Winter is finally here, which means the truffle season is already well underway!
My love for truffles has been growing steadily over the past few years, so I reached out to my friend Younes, a French chef currently living in Australia, to learn more.
A gourmet fungus
Having a truffle on your table is a rare delight, which makes it one of the most expensive foods in the world. Truffles, a type of fungi, come in many different varieties and can be found in various parts of the world throughout the year, but the truffle-hunting process is always the same.
Because truffles grow several inches below the ground near tree roots, humans use trained dogs to sniff out the telltale aroma they emit when ripening. After the dog locates a truffle, it’s up to the human to determine whether the truffle is truly ready to eat or should be left in the ground for another few days.
As anyone who’s tried them will tell you, truffles have an absolutely unique flavor that isn’t easy to put into words.

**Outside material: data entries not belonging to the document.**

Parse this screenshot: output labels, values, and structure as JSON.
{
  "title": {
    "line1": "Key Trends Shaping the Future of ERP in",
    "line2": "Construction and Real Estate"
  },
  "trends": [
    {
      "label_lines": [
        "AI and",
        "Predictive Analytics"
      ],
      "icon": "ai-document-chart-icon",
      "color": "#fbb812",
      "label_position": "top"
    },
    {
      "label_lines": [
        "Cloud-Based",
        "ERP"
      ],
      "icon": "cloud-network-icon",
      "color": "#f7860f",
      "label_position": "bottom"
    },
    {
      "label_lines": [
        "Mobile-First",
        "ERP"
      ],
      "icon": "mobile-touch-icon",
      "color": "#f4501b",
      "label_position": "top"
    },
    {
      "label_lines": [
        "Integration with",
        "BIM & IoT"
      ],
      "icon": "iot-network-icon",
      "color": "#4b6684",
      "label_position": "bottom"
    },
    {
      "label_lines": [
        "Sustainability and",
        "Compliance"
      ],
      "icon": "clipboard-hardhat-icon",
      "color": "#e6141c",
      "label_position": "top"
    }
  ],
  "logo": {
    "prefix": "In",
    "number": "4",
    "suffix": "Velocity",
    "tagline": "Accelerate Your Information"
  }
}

To me, it has a garlicky bite with a very intense earthy and musky aroma that’s released as soon as you begin shaving the truffle. The most highly prized, aromatic, and expensive variety is the white truffle. Prices are usually near several thousand dollars a kilo.
Depending on the season, black truffles can be found at half the cost of white truffles. When buying truffles, don’t worry too much about the shape, but be sure to always pick ones that are firm – never spongy.
My first time cooking with truffles in Austria
As a Mexican, truffles have never been part of my kitchen culture. I was introduced to truffles later in life by my husband Johannes. He loves truffles and has taught me not only how to eat them, but how to savor, appreciate, and even cook with them.
In my opinion, the best way to enjoy a truffle is fresh and highly visible as the star of a plate. Whether it’s shaved on top of a poached egg, beef, risotto, or a simple pasta, it can’t fail to make your dish more interesting, delicious, and exciting.
To tell you the truth, I don’t remember exactly when I first tried fresh truffle, but I do remember the first time I cooked with it.
Johannes and I visited a market in Austria where some Italian merchants were selling fresh pasta, meats, produce, and – of course – truffles. As soon as we arrived, we noticed boxes and boxes of fresh truffles and knew we had to bring some home.
The guy selling them shared his expertise and enthusiasm with us, letting us smell them and of course trying to sell us one.
I was nervous, having never cooked with them before, but the opportunity was too good to pass up so we bought a nice, firm truffle, a truffle shaver, and some fresh pasta. Then we stopped by the wine cellar to pick up a good bottle of Chianti Classico Reserva and headed home to make the most luxurious dinner that’s ever come out of my kitchen. But my truffle experience didn’t end there.
An exquisite truffle experience in Croatia
Last summer, my husband was reading about the Istrian Peninsula, and how it’s become a required destination for food lovers. We were in desperate need of a holiday, so we immediately booked a hotel and headed off for a week in Rovinj, Croatia.
Picture this – a small Croatian town at the heart of the region that produces excellent olive oil, wine, and truffles, full of new experiences to awaken our inner foodies. As soon as we arrived, we started walking around the town, soaking in all the little coffee places, restaurants, bars, and street markets overflowing with local truffle products.
One of the best dinners we had was in a restaurant called Monte, where we enjoyed one of the most exciting and delicious meals of our lives.
We were personally welcomed by the co-owner, a beautiful blonde lady dressed in white who immediately sold us on a seven-course “adventurous” tasting menu.
Every dish was totally unique and beautifully presented. As the fourth course was presented – “cheek of beef with potato, onion, and mushrooms” – the waitress swooped over, wearing a white glove and holding a gorgeous black truffle. She asked if we would like her to shave some for us, and we couldn’t say yes fast enough.
The combination of the creamy potato and the slow-braised beef dusted with truffle was just delicious, and it paired perfectly with our Super Istrian Cuvée 2009 from Roxanich.
On our way back to Austria, we drove to Motovun, a little village situated on a charming hilltop and surrounded by impressive stone walls.
Motovun is home to a beautiful ancient forest, which is characterized by towering brown oaks and spectacular truffle hunting. Unfortunately, we were there at the wrong time of year, but coming back for a truffle expedition is now definitely on our bucket list.
In the meantime, we chose a quaint local restaurant with a gorgeous view from the top of the hill. Almost everything on the menu included truffle, so we decided to order the beef carpaccio and pasta with fresh-shaved truffles. It was a perfect lunch with a perfect view, and an unforgettable way to end our luxurious truffle trip.
The amazing aroma and earthy taste from truffles is truly impossible to describe – you really have to experience it for yourself. Whether you get the chance to bring truffles into your own kitchen, or just be delighted by them at a restaurant, this is an opportunity you don’t want to miss!